Artificial intelligence demands substantial upfront investments, particularly in energy infrastructure, and requires investors who are comfortable with inherent uncertainty. Many European funds are ill-equipped for this reality. They might contribute a modest initial investment to an early-stage startup but frequently withdraw during subsequent funding rounds. Without the technical understanding to foresee how nascent research will translate into future markets, they perceive AI as more hazardous than it truly is, leading them to disengage.

Another significant disadvantage is the pace of operations. European venture deals frequently proceed at a bureaucratic crawl. I've witnessed a fund spend 40 days conducting due diligence on a one-year-old B2B startup processing barely 20 transactions monthly. For a founder, such delays are deeply frustrating, especially when a comparable funding round in Silicon Valley would typically conclude in less than a week.

This sluggishness also has deep cultural roots. Offices often effectively shut down in August, again during winter holidays, and over weekends—a common occurrence in countries like France or Italy.
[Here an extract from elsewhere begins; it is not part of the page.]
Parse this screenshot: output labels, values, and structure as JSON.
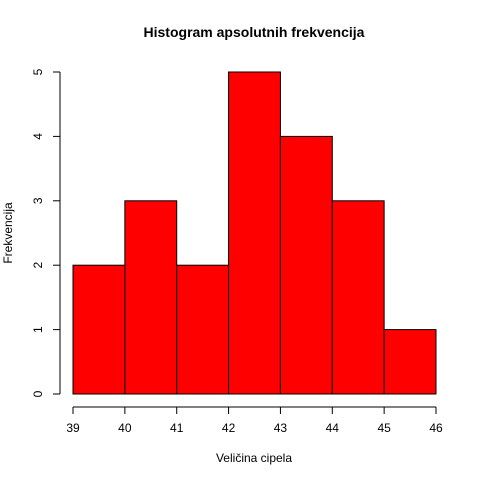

In a fiercely competitive global market, these prolonged interruptions significantly hinder progress.

Consequently, Europe is increasingly excluding itself from the crucial growth stages, effectively transforming into a "feeder market" where promising initial ideas ultimately mature into American enterprises.

The data supports this trend. In Q2 2025, European growth-stage startups attracted only $5.7 billion across 75 deals. This sum represents approximately 10% of global late-stage venture funding—the lowest share observed at any stage. While mega-rounds saw a slight increase last year, they remain considerably below the peaks reached in 2021.

Numerous examples illustrate this problem. Graphcore, once heralded as the UK's leading AI-hardware prospect, raised over $600 million but was acquired by SoftBank in 2024 for roughly the same amount, significantly less than its prior $2 billion valuation. In France, Navya, a pioneer in autonomous shuttles, entered receivership in 2023 after failing to secure subsequent funding. Similarly, in Sweden, Uniti, an ambitious electric vehicle startup focused on urban mobility, declared bankruptcy when its capital sources dried up.

To alter this trajectory, European VCs must emulate angel investors rather than functioning as cautious private equity gatekeepers. Although the escalating valuations of AI startups might diminish the perceived risk premium, actively pursuing opportunities is far more productive than simply holding onto uninvested capital.

AI founders seek conviction, flexibility, and funding disbursed in days, not months. They desire investors who grasp that a portfolio of multiple small, audacious bets will yield superior returns compared to one painstakingly slow, "perfect" deal that stretches indefinitely.

Smaller and mid-sized funds possess an inherent advantage here. Unburdened by stringent institutional mandates, they can employ creative deal structures, including SAFEs, convertibles, secondaries, and even hybrid equity-and-debt arrangements. The crucial factor is their willingness to remain agile and capitalize on promising opportunities.

Europe's AI landscape boasts talent, a robust research foundation, and even ample capital—though currently it is misallocated. What is conspicuously absent is a sense of urgency. As long as the continent's venture capital ecosystem adheres to its cautious instincts, its most promising AI startups will continue to accept foreign funding, and with it, the valuable talent and strategic leverage that accompany growth and scale.

The choice is stark: either European investors adapt to the rapid pace of startups, or the continent risks remaining merely a research laboratory for others to exploit. Europe has the potential to cultivate the next generation of global companies, but this can only happen if its capital infrastructure sheds its ingrained inclination to hesitate when it matters most.

The AI race waits for no one, and Europe cannot afford to wait either.